Professor Nurse, apart from his scientific and administrative credentials is noted for voicing his forthright opinions and he was true to form in an interview he gave The Times next day and which got published April 27.

 

You need a combination of special systems that attract and support those who are excellent [in conjunction with] rigorous reviews so that when they cease to be excellent, as many often are, they don't just hang on to those resources.

 

When challenged the 2001 Nobel Laureate told Nature: "The words didn't come out quite right, I do think there's a need to think about how one supports the very best science, which might need to be dealt with a little bit differently from the rest," and according to Nature's Geoff Brumfiel campaigning for greater support for the very best scientists in Britain is squarely on Professor Nurse' agenda.

 

As a trustee of the Howard Hughes Medical Institute he was involved in the institute's program which gives generous long-term support to researchers it considerers outstanding and who are judged will continue to do outstanding work.

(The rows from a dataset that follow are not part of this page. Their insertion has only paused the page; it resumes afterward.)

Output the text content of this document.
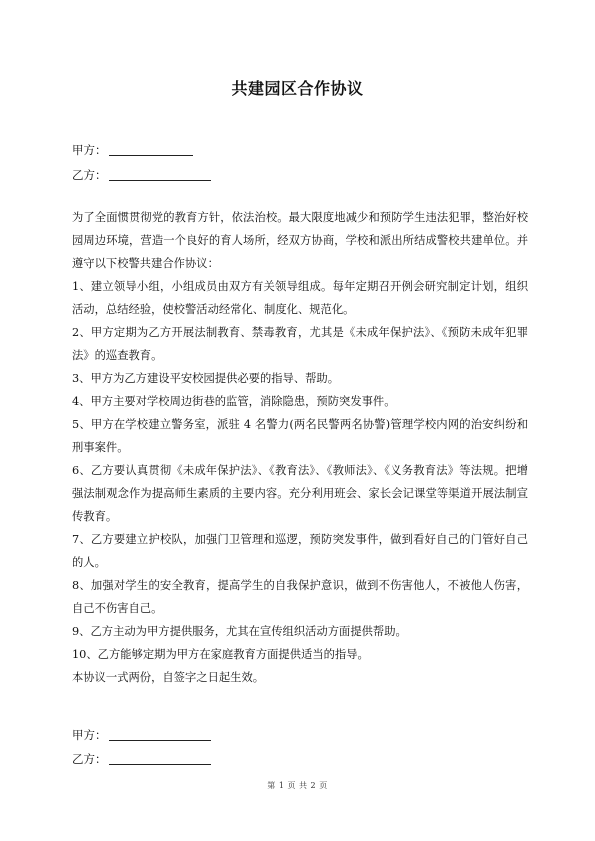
共建园区合作协议
甲方：
乙方：

为了全面惯贯彻党的教育方针，依法治校。最大限度地减少和预防学生违法犯罪，整治好校园周边环境，营造一个良好的育人场所，经双方协商，学校和派出所结成警校共建单位。并遵守以下校警共建合作协议：

1、建立领导小组，小组成员由双方有关领导组成。每年定期召开例会研究制定计划，组织活动，总结经验，使校警活动经常化、制度化、规范化。

2、甲方定期为乙方开展法制教育、禁毒教育，尤其是《未成年保护法》、《预防未成年犯罪法》的巡查教育。

3、甲方为乙方建设平安校园提供必要的指导、帮助。

4、甲方主要对学校周边街巷的监管，消除隐患，预防突发事件。

5、甲方在学校建立警务室，派驻 4 名警力(两名民警两名协警)管理学校内网的治安纠纷和刑事案件。

6、乙方要认真贯彻《未成年保护法》、《教育法》、《教师法》、《义务教育法》等法规。把增强法制观念作为提高师生素质的主要内容。充分利用班会、家长会记课堂等渠道开展法制宣传教育。

7、乙方要建立护校队，加强门卫管理和巡逻，预防突发事件，做到看好自己的门管好自己的人。

8、加强对学生的安全教育，提高学生的自我保护意识，做到不伤害他人，不被他人伤害，自己不伤害自己。

9、乙方主动为甲方提供服务，尤其在宣传组织活动方面提供帮助。

10、乙方能够定期为甲方在家庭教育方面提供适当的指导。

本协议一式两份，自签字之日起生效。

甲方：
乙方：
第 1 页 共 2 页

The money is granted to the individual and not for specific projects. The past November Britain's Welcome Trust undertook a similar initiative.

 

According to Mr Brumfiel: "Nurse says he would like to see something like this applied to government funding. He suggests that 100–150 leading researchers across all disciplines would receive enough money to fully fund their research, allowing them to hire staff and buy equipment. Their grants would be regularly reviewed to ensure that they were still producing work worthy of the support. Such a programme would cost only around £100 million to £200 million per year, he says, amounting to a few per cent of the UK government's science budget."

 

Of course the worry is just who would get what and how would it be decided. The recent move in Japan to increase the ratio of funding through competitive grants indicates the sort of pitfalls that need to be avoided.

 

As of 2009 only 13.8% of research funding was allocated through competitive grants, much of the rest being distributed through basic operating budgets award to university administrations. In an effort to increase value of research for money spent Nature reports that this year Japan's government has awarded "some of the biggest competitive grants Japanese researchers have ever seen. The 30 winning scientists will now have four years to spend an average of ¥3.3 billion (A$38 million) each, and will enjoy much greater autonomy under this 'researcher-focused' plan than that offered by previous grant programmes".

 

What exercises Nature's editorial writer is that "the programme could have been better planned. Consider, for example, that most of the 30... winners are already world-leading innovators — they include a Nobel laureate and some of the top-cited scientists in their fields. The majority of them were already the recipients of significant grants... it would have been encouraging to see some new faces. Because Japan's strategy for world-class innovation rewards researchers solely on the basis of their past success, it runs the risk of missing some excellent ideas from younger, less-established researchers... A proportion of the FIRST [Funding Program for World-Leading Innovative R&D on Science and Technology] money might arguably have been better spent on increasing the pot of money available through the already-existing mechanism for doling out small competitive grants."

 

While the problem of encouraging emerging talent maybe more acute in Japan than in Britain or Australia, it is still a matter of concern and it remains to be seen if once Professor Nurse assumes the RS presidency he will speak to it. And this brings to mind the matter of the the change in "command" at the Australian Academy of Science. Kurt Lambeck finishes his term as president later this year. Will  his successor be as forthright as Paul Nurse or indeed Australia's most recent Nobel Laureate who on a recent visit observed:

 

"I think there are tremendously good scientists in Australia but sometimes I just feel, are they really being able to run with it in the way they are capable of?" Professor Blackburn asked rhetorically of Mr Trounson, and went on to say that in the US, she benefited from a five-year grant that allowed her to follow her nose without having to write up "damn little" reports and catalogue milestones on a regular basis. "This was the perfect setting and I'm not aware that I would have been able to do that [here]." And to make sure she was getting her message across: "Short dribs and drabs" of money with tight constraints on basic research are in her opinion wasteful.

 

We live in hope.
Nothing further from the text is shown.